I just talked with a colleague who wants to do some Net-Map research about water governance in a big irrigation project in Africa, where commercial interests and small farmer needs clash. She has a number of different goals with her research, ranging from “getting a PhD” through “doing high quality exciting research” to “facilitating a debate about power” and “empowering the poorer stakeholders”.

And while it is possible to do all these things with a tool like Net-Map, it made me think about the messy situations we often get ourselves into, trying to be a good researcher and a good person at the same time. How do you deal with the tensions between “wanting to find out” and “wanting to change things / wanting to help”?

3 Responses

  1. Eva,
    i really enjoy this site and have draw upon it in a class I just completed.

    You ask: How do you deal with the tensions between “wanting to find out” and “wanting to change things / wanting to help”?

    I have struggled with this throughout my career, one which has combined extension and research — and now teaching.
    I think one begins by understanding and appreciating the difference, but in most cases, it comes down to a question of values. For me, most of the time I choose change/help. Some of my colleagues, most of the time, choose wanting to find out. In theory they are often compatible, but in practice I have found that they are often not. I chose to privilege my practice. Research is a great tool and aid for me, but not an end in itself.

  2. Dear Betty,
    Thanks for sharing your experience. It resonates with my experience and what I hear from a number of colleagues. But it does make me wonder: Is it something that is inherent in research, that becoming engaged in change clouds your judgment and thus interferes with the ability of being a good researcher? Or is it a flaw of the research community (or parts of it) that draws away a certain kind of people, who could add interesting insights and a specific perspective but get frustrated with having to pretend to be neutral outsiders…

  3. Hi Eva,
    I think a lot depends on what epistemological stance one embraces.
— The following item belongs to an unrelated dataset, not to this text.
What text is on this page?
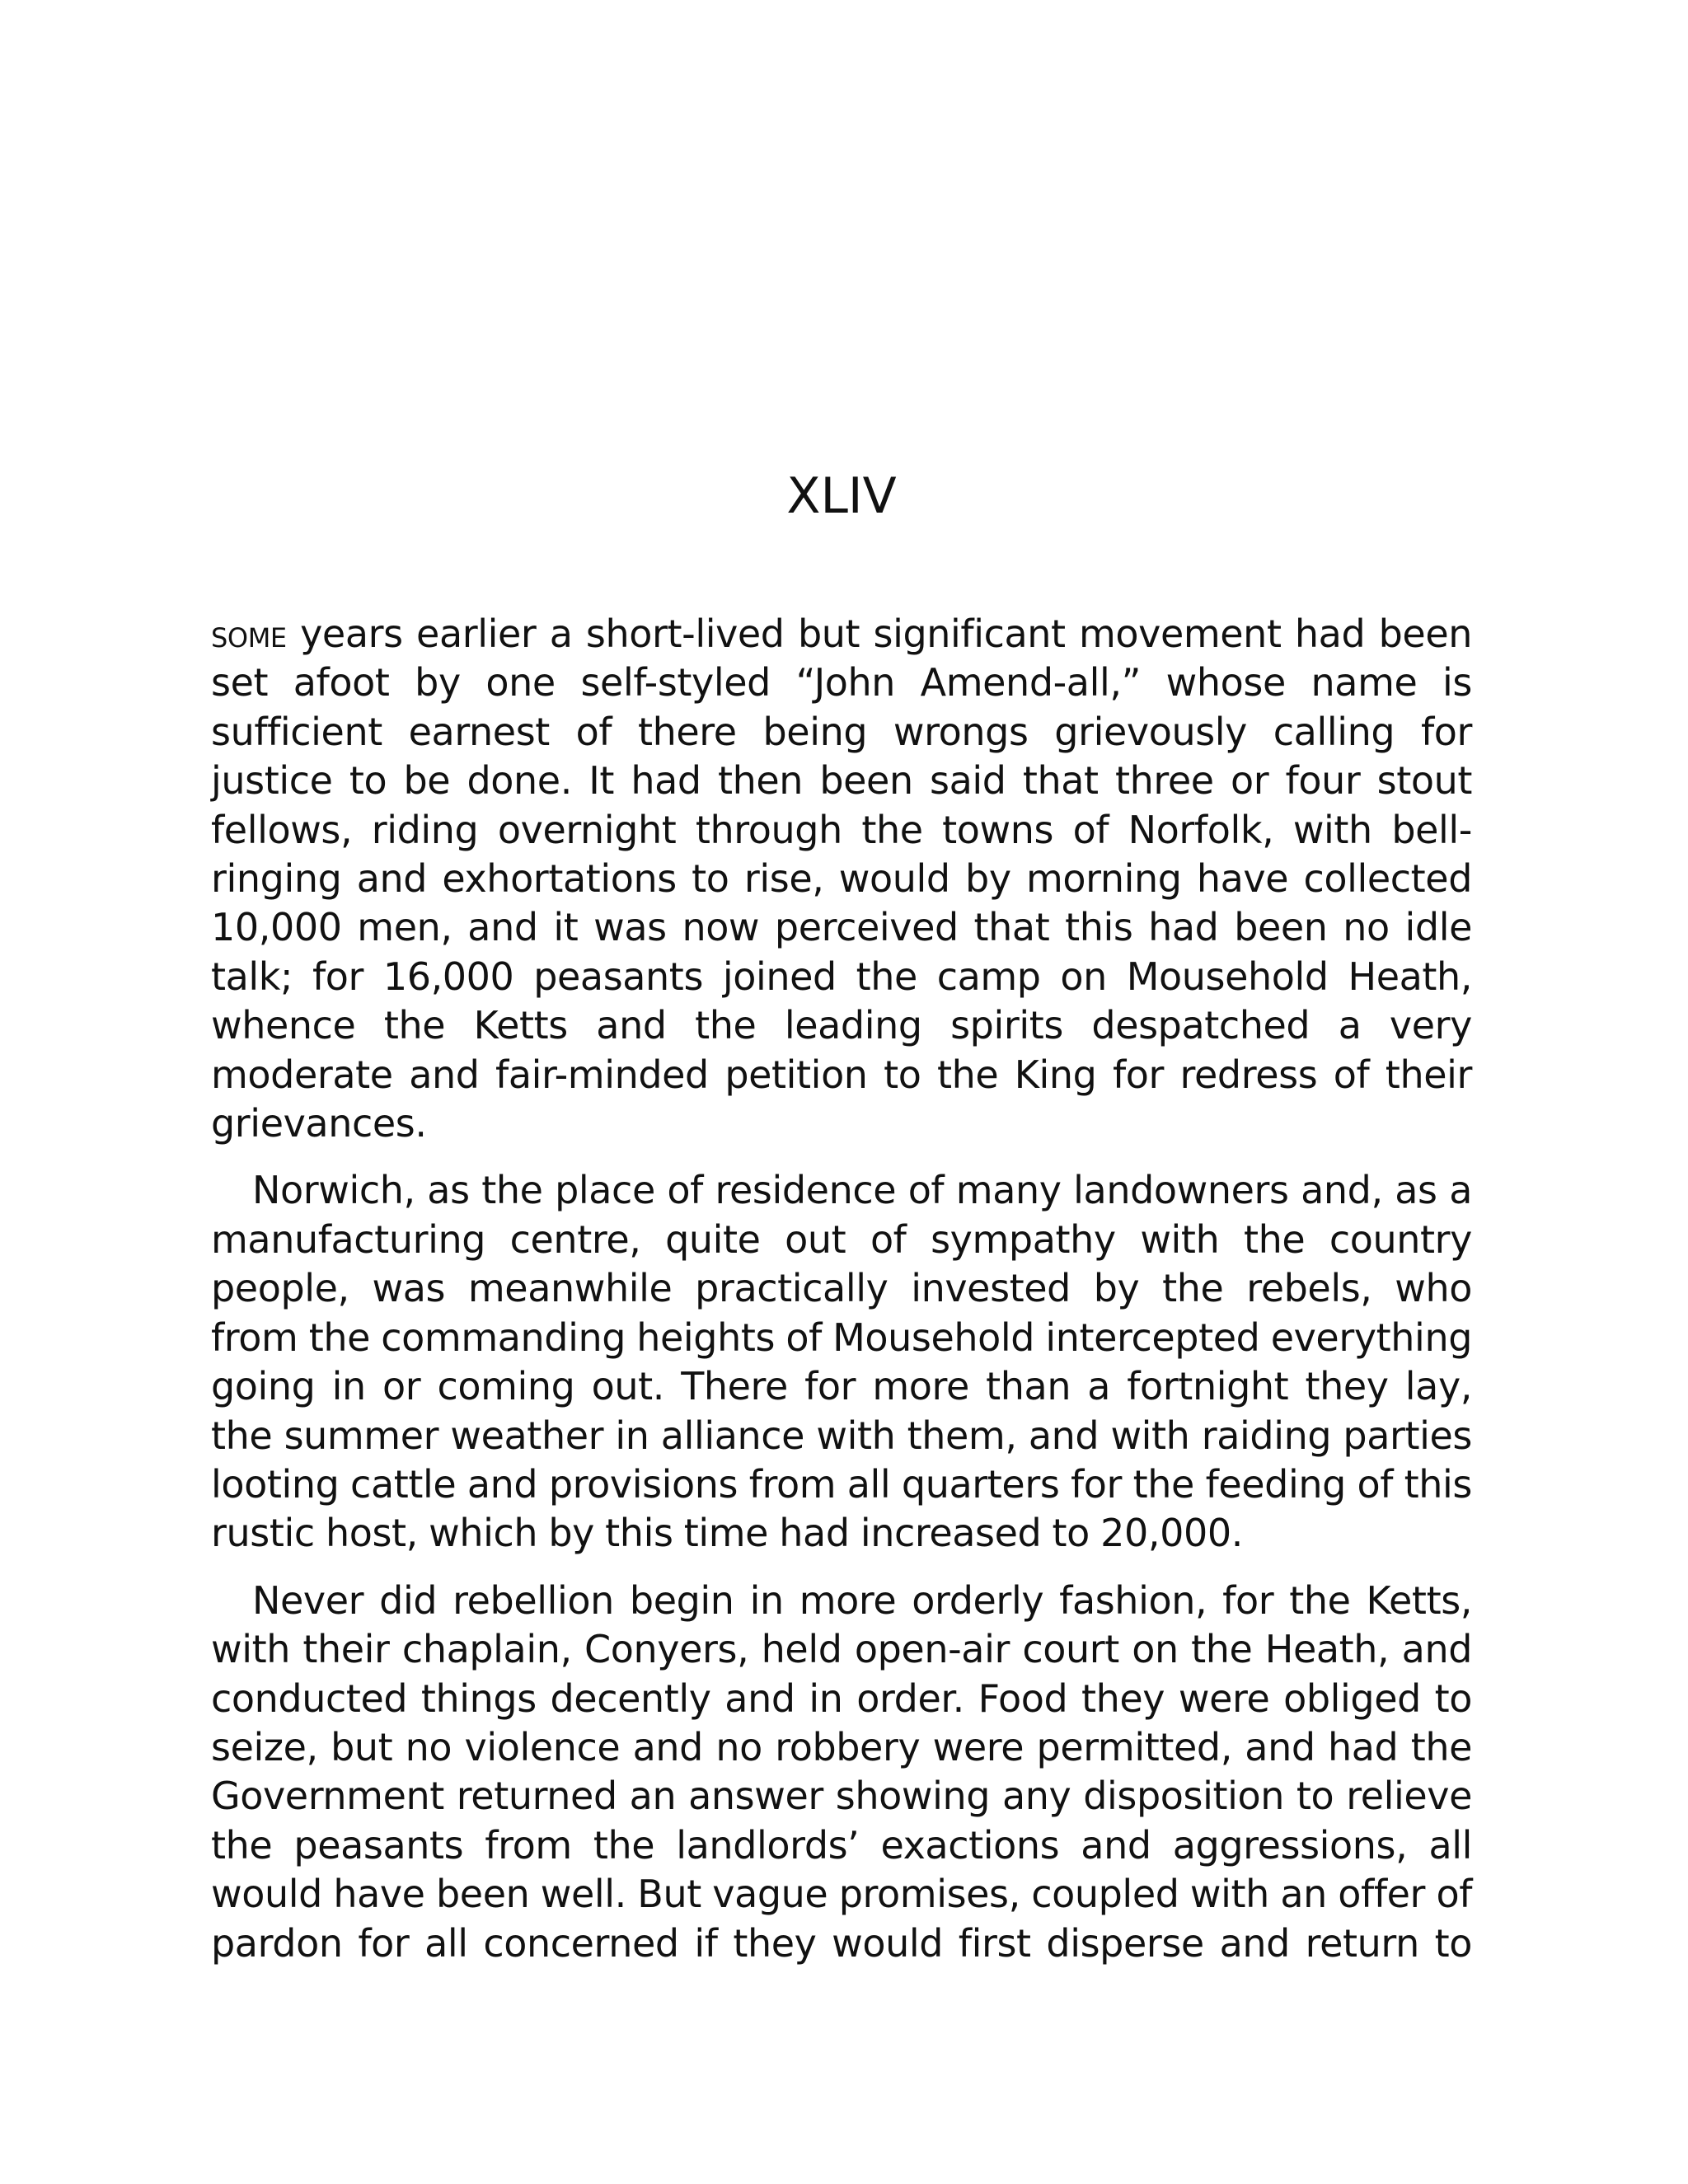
XLIV

some years earlier a short-lived but significant movement had been set afoot by one self-styled “John Amend-all,” whose name is sufficient earnest of there being wrongs grievously calling for justice to be done. It had then been said that three or four stout fellows, riding overnight through the towns of Norfolk, with bell-ringing and exhortations to rise, would by morning have collected 10,000 men, and it was now perceived that this had been no idle talk; for 16,000 peasants joined the camp on Mousehold Heath, whence the Ketts and the leading spirits despatched a very moderate and fair-minded petition to the King for redress of their grievances.

Norwich, as the place of residence of many landowners and, as a manufacturing centre, quite out of sympathy with the country people, was meanwhile practically invested by the rebels, who from the commanding heights of Mousehold intercepted everything going in or coming out. There for more than a fortnight they lay, the summer weather in alliance with them, and with raiding parties looting cattle and provisions from all quarters for the feeding of this rustic host, which by this time had increased to 20,000.

Never did rebellion begin in more orderly fashion, for the Ketts, with their chaplain, Conyers, held open-air court on the Heath, and conducted things decently and in order. Food they were obliged to seize, but no violence and no robbery were permitted, and had the Government returned an answer showing any disposition to relieve the peasants from the landlords’ exactions and aggressions, all would have been well. But vague promises, coupled with an offer of pardon for all concerned if they would first disperse and return to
In ethnography neutrality is not an issue, or rather, not in the ol’ neopositivist way.
    To me the struggle is more on a concentration and time management level: I’ve found myself incapable of being on the beat both in what I’m doing in my project as a project leader and assuming at the same time the deeply reflective stance needed to carry out good research.
    I hope I’ll be able to conciliate the two as alternating phases of the same cycle.